Qué establece el artículo 124 de la Constitución
El artículo 124 de la Constitución uruguaya establece que los legisladores no pueden intervenir en asuntos de terceros ante la administración pública ni desempeñar determinadas funciones incompatibles con su cargo.
La norma busca evitar conflictos de intereses y preservar la independencia del Poder Legislativo frente a otros organismos del Estado.
Según el análisis de la fiscal, esta disposición no es simplemente una pauta de comportamiento, sino una prohibición expresa cuyo incumplimiento puede tener consecuencias institucionales.
La actuación de Ojeda como abogado
La investigación surgió luego de que Ojeda presentara un extenso escrito ante la Fiscalía solicitando el reexamen de una causa judicial. Ese documento, de decenas de páginas, fue presentado en su calidad de abogado defensor.
La intervención generó cuestionamientos sobre si un legislador puede ejercer su profesión en ese tipo de procedimientos mientras ocupa una banca en el Parlamento.
Para la fiscal, esa actuación encuadraría dentro de las conductas que la Constitución prohíbe para quienes ejercen funciones legislativas.
Debate político y jurídico en Uruguay
El caso desató un amplio debate entre juristas y dirigentes políticos sobre la interpretación del artículo 124 y sus alcances.
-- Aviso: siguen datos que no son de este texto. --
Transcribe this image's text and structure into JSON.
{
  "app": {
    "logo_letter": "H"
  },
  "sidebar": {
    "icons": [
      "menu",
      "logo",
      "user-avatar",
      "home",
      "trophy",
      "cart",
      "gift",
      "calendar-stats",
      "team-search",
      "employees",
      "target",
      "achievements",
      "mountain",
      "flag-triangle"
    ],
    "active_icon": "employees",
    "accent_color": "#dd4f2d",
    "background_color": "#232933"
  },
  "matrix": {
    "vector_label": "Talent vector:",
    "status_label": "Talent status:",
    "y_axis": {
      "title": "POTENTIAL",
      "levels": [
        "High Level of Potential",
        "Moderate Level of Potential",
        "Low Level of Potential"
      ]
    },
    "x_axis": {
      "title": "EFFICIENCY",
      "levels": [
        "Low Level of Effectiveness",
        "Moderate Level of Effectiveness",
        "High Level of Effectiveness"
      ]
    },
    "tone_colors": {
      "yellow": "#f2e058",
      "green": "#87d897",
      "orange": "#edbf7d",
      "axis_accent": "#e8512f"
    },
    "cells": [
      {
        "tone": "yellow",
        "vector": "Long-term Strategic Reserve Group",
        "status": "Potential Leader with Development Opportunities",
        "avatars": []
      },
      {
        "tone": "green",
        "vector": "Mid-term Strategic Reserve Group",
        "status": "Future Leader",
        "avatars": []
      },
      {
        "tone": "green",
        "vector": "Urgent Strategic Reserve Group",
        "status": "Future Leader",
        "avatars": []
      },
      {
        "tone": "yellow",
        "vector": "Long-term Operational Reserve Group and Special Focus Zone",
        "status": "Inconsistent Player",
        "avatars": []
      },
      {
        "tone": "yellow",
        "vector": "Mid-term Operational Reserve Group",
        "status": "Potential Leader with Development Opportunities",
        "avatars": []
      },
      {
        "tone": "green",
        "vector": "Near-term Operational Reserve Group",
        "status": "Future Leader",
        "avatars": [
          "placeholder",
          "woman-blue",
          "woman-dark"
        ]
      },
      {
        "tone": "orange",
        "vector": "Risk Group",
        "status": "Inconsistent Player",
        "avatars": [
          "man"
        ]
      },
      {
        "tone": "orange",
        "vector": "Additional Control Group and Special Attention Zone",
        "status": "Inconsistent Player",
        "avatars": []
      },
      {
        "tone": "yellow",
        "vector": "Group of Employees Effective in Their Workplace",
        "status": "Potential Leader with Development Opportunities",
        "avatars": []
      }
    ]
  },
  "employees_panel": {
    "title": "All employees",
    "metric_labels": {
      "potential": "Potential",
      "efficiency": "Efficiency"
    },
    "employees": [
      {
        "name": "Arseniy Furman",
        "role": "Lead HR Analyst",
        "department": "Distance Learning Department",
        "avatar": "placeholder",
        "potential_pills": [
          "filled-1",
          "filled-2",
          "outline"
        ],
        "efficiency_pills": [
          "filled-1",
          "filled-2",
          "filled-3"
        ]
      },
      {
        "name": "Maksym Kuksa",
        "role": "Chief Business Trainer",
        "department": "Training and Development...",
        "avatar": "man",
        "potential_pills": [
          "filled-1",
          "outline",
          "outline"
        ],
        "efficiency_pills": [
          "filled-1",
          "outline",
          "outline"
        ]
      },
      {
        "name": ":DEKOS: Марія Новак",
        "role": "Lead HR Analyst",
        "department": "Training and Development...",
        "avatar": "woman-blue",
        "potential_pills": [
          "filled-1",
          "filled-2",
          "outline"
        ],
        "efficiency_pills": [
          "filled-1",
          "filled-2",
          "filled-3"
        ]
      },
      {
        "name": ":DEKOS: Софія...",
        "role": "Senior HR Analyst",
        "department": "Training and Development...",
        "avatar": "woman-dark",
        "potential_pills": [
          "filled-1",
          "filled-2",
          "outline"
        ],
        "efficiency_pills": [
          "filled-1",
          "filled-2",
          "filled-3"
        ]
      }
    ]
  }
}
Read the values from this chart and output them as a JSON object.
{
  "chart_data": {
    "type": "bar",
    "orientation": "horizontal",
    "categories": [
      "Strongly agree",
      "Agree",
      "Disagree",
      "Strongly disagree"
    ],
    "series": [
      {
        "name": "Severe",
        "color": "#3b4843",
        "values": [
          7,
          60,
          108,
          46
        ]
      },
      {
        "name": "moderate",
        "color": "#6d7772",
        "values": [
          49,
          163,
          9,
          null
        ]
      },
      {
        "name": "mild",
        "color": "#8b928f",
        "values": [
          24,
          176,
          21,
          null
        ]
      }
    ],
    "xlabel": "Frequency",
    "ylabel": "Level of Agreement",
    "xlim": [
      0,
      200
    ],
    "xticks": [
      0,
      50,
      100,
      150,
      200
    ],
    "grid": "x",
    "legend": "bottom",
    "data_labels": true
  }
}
Mientras algunos constitucionalistas consideran que la actuación de Ojeda constituye una violación clara de la norma, otros sostienen que la intervención como abogado no necesariamente encuadra dentro de las prohibiciones establecidas.
Incluso un informe jurídico del Parlamento concluyó posteriormente que su actuación no implicaría una violación constitucional, lo que añadió más controversia al caso.
Posibles consecuencias del caso
Si se comprobara formalmente una violación del artículo 124, la Constitución prevé que el legislador podría perder su banca en el Parlamento.
Sin embargo, la decisión final dependería de los procedimientos institucionales y de las resoluciones que adopten los órganos competentes del sistema político uruguayo.
El caso continúa siendo objeto de discusión jurídica y política, y podría marcar un precedente sobre los límites entre la actividad profesional y el ejercicio de cargos legislativos.